Le docteur Poole parle également de progrès comme ses nouvelles techniques diagnostiques qui permettent aux médecins de prévoir l'évolution de la maladie. « Il est étonnant de pouvoir prélever des échantillons sanguins sur un patient et de pouvoir prédire ce qui va lui arriver d'ici 18 mois. » Et grâce à ces progrès, sans oublier la collaboration de plus en plus étroite entre les gouvernements, les chercheurs, les médecins et les patients, des percées encore plus prometteuses sont à portée de la main.
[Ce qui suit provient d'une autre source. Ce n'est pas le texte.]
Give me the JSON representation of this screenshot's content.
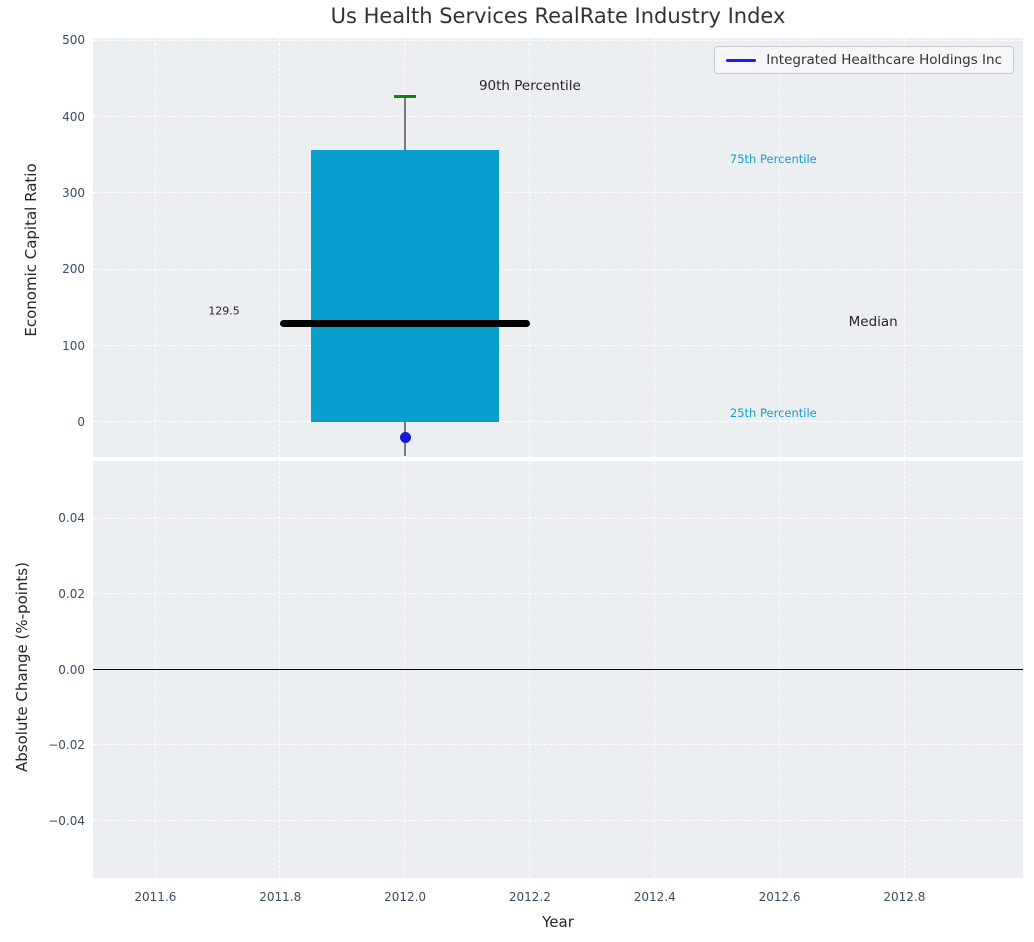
{
  "figure": {
    "title": "Us Health Services RealRate Industry Index"
  },
  "legend": {
    "label": "Integrated Healthcare Holdings Inc",
    "line_color": "#1a1aff"
  },
  "colors": {
    "plot_bg": "#eceff1",
    "grid": "#ffffff",
    "tick_label": "#3b4c63",
    "title": "#323232",
    "box_fill": "#089fce",
    "median_line": "#000000",
    "whisker": "#7a7a7a",
    "cap_90th_percentile": "#128012",
    "company_dot": "#1717dd",
    "accent_text": "#189ccc",
    "zero_line": "#000000"
  },
  "chart_data": [
    {
      "type": "boxplot",
      "title": "Us Health Services RealRate Industry Index",
      "ylabel": "Economic Capital Ratio",
      "xlabel": "",
      "grid": true,
      "legend_position": "upper right",
      "ylim": [
        -46,
        503
      ],
      "xlim": [
        2011.5,
        2012.99
      ],
      "yticks": [
        {
          "label": "0",
          "value": 0
        },
        {
          "label": "100",
          "value": 100
        },
        {
          "label": "200",
          "value": 200
        },
        {
          "label": "300",
          "value": 300
        },
        {
          "label": "400",
          "value": 400
        },
        {
          "label": "500",
          "value": 500
        }
      ],
      "xticks": [
        {
          "label": "2011.6",
          "value": 2011.6
        },
        {
          "label": "2011.8",
          "value": 2011.8
        },
        {
          "label": "2012.0",
          "value": 2012.0
        },
        {
          "label": "2012.2",
          "value": 2012.2
        },
        {
          "label": "2012.4",
          "value": 2012.4
        },
        {
          "label": "2012.6",
          "value": 2012.6
        },
        {
          "label": "2012.8",
          "value": 2012.8
        }
      ],
      "box": {
        "x": 2012.0,
        "percentile_25": 0,
        "median": 129.5,
        "percentile_75": 356,
        "percentile_90": 427,
        "whisker_low_clip": -46,
        "box_halfwidth_years": 0.15,
        "median_halfwidth_years": 0.2,
        "cap_halfwidth_years": 0.018
      },
      "company_point": {
        "series": "Integrated Healthcare Holdings Inc",
        "x": 2012.0,
        "y": -20
      },
      "annotations": [
        {
          "text": "90th Percentile",
          "x": 2012.2,
          "y": 440,
          "style": "dark",
          "size": "md"
        },
        {
          "text": "75th Percentile",
          "x": 2012.59,
          "y": 345,
          "style": "accent",
          "size": "sm"
        },
        {
          "text": "Median",
          "x": 2012.75,
          "y": 131,
          "style": "dark",
          "size": "md"
        },
        {
          "text": "25th Percentile",
          "x": 2012.59,
          "y": 12,
          "style": "accent",
          "size": "sm"
        },
        {
          "text": "129.5",
          "x": 2011.71,
          "y": 145,
          "style": "dark",
          "size": "xs"
        }
      ]
    },
    {
      "type": "line",
      "title": "",
      "ylabel": "Absolute Change (%-points)",
      "xlabel": "Year",
      "grid": true,
      "ylim": [
        -0.0552,
        0.0552
      ],
      "xlim": [
        2011.5,
        2012.99
      ],
      "yticks": [
        {
          "label": "0.04",
          "value": 0.04
        },
        {
          "label": "0.02",
          "value": 0.02
        },
        {
          "label": "0.00",
          "value": 0
        },
        {
          "label": "−0.02",
          "value": -0.02
        },
        {
          "label": "−0.04",
          "value": -0.04
        }
      ],
      "xticks": [
        {
          "label": "2011.6",
          "value": 2011.6
        },
        {
          "label": "2011.8",
          "value": 2011.8
        },
        {
          "label": "2012.0",
          "value": 2012.0
        },
        {
          "label": "2012.2",
          "value": 2012.2
        },
        {
          "label": "2012.4",
          "value": 2012.4
        },
        {
          "label": "2012.6",
          "value": 2012.6
        },
        {
          "label": "2012.8",
          "value": 2012.8
        }
      ],
      "zero_line": 0,
      "series": []
    }
  ]
}
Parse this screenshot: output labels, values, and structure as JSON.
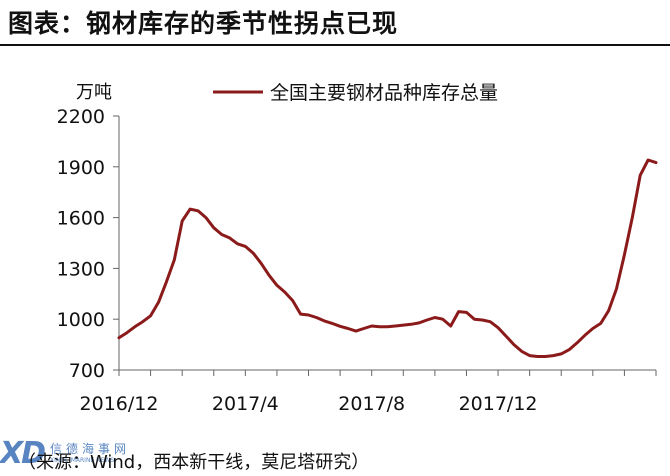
{
  "title": "图表：钢材库存的季节性拐点已现",
  "source": "（来源：Wind，西本新干线，莫尼塔研究）",
  "watermark": {
    "logo": "XD",
    "text_cn": "信德海事网",
    "text_en": "XINDE MARINE NEWS"
  },
  "colors": {
    "series": "#8b1a1a",
    "axis": "#666666",
    "text": "#111111"
  },
  "chart_data": {
    "type": "line",
    "unit_label": "万吨",
    "ylim": [
      700,
      2200
    ],
    "yticks": [
      "2200",
      "1900",
      "1600",
      "1300",
      "1000",
      "700"
    ],
    "xtick_labels": [
      "2016/12",
      "2017/4",
      "2017/8",
      "2017/12"
    ],
    "grid": false,
    "legend_position": "top",
    "series": [
      {
        "name": "全国主要钢材品种库存总量",
        "values": [
          890,
          920,
          955,
          985,
          1020,
          1100,
          1220,
          1350,
          1580,
          1650,
          1640,
          1600,
          1540,
          1500,
          1480,
          1445,
          1430,
          1390,
          1330,
          1260,
          1200,
          1160,
          1110,
          1030,
          1025,
          1010,
          990,
          975,
          958,
          945,
          930,
          945,
          960,
          955,
          955,
          960,
          965,
          970,
          978,
          995,
          1010,
          1000,
          960,
          1045,
          1040,
          1000,
          995,
          985,
          950,
          900,
          850,
          810,
          785,
          780,
          780,
          785,
          795,
          820,
          860,
          905,
          945,
          975,
          1050,
          1180,
          1380,
          1600,
          1850,
          1940,
          1925
        ]
      }
    ]
  }
}
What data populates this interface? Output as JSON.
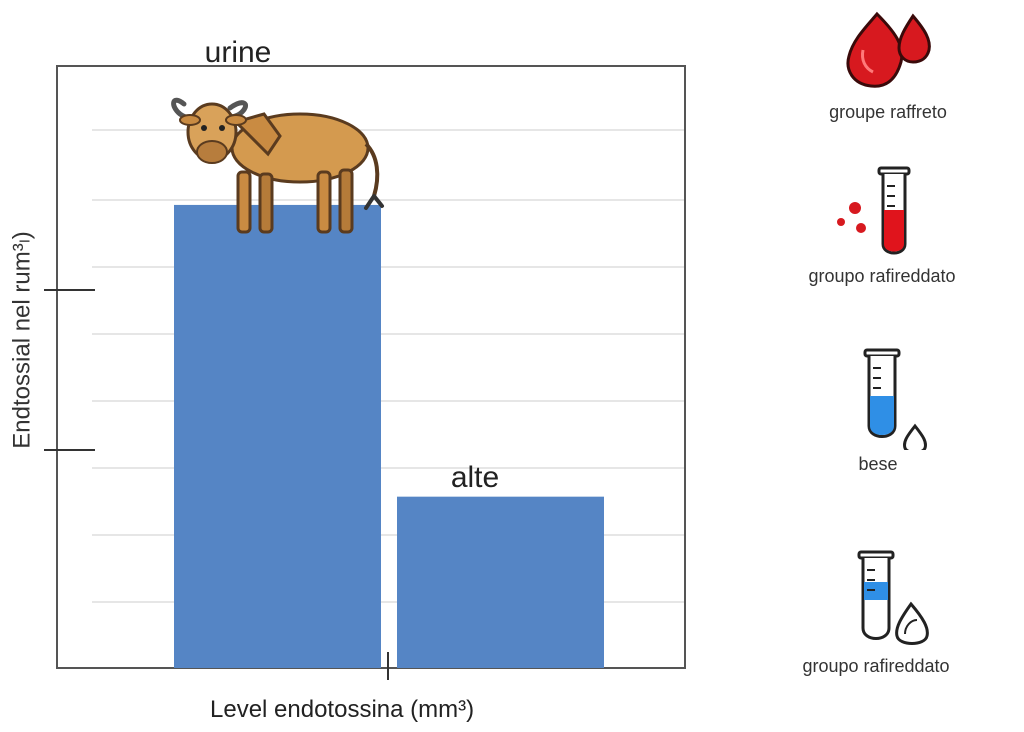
{
  "chart_data": {
    "type": "bar",
    "categories": [
      "urine",
      "alte"
    ],
    "values": [
      100,
      37
    ],
    "ylim": [
      0,
      130
    ],
    "xlabel": "Level endotossina (mm³)",
    "ylabel": "Endtossial nel rum³ₗ)",
    "grid": true,
    "legend_position": "right",
    "colors": {
      "bar": "#5585c5",
      "grid": "#dddddd",
      "axis": "#555555"
    },
    "bar_icons": [
      {
        "category": "urine",
        "icon": "bull-icon"
      }
    ]
  },
  "legend": [
    {
      "label": "groupe raffreto",
      "icon": "blood-drops-icon"
    },
    {
      "label": "groupo rafireddato",
      "icon": "red-test-tube-icon"
    },
    {
      "label": "bese",
      "icon": "blue-test-tube-icon"
    },
    {
      "label": "groupo rafireddato",
      "icon": "low-blue-test-tube-icon"
    }
  ]
}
Il s'agit de la septième d'une série d'entrevues avec des chercheurs de McGill sur la douleur dont les recherches sont subventionnées par les Instituts de recherche en santé du Canada. Ce projet, réalisé avec la collaboration du Carrefour chimie-société de McGill, vise également à exposer les récents progrès survenus dans l'étude de la douleur. Il est permis de reproduire cet article en totalité ou en partie.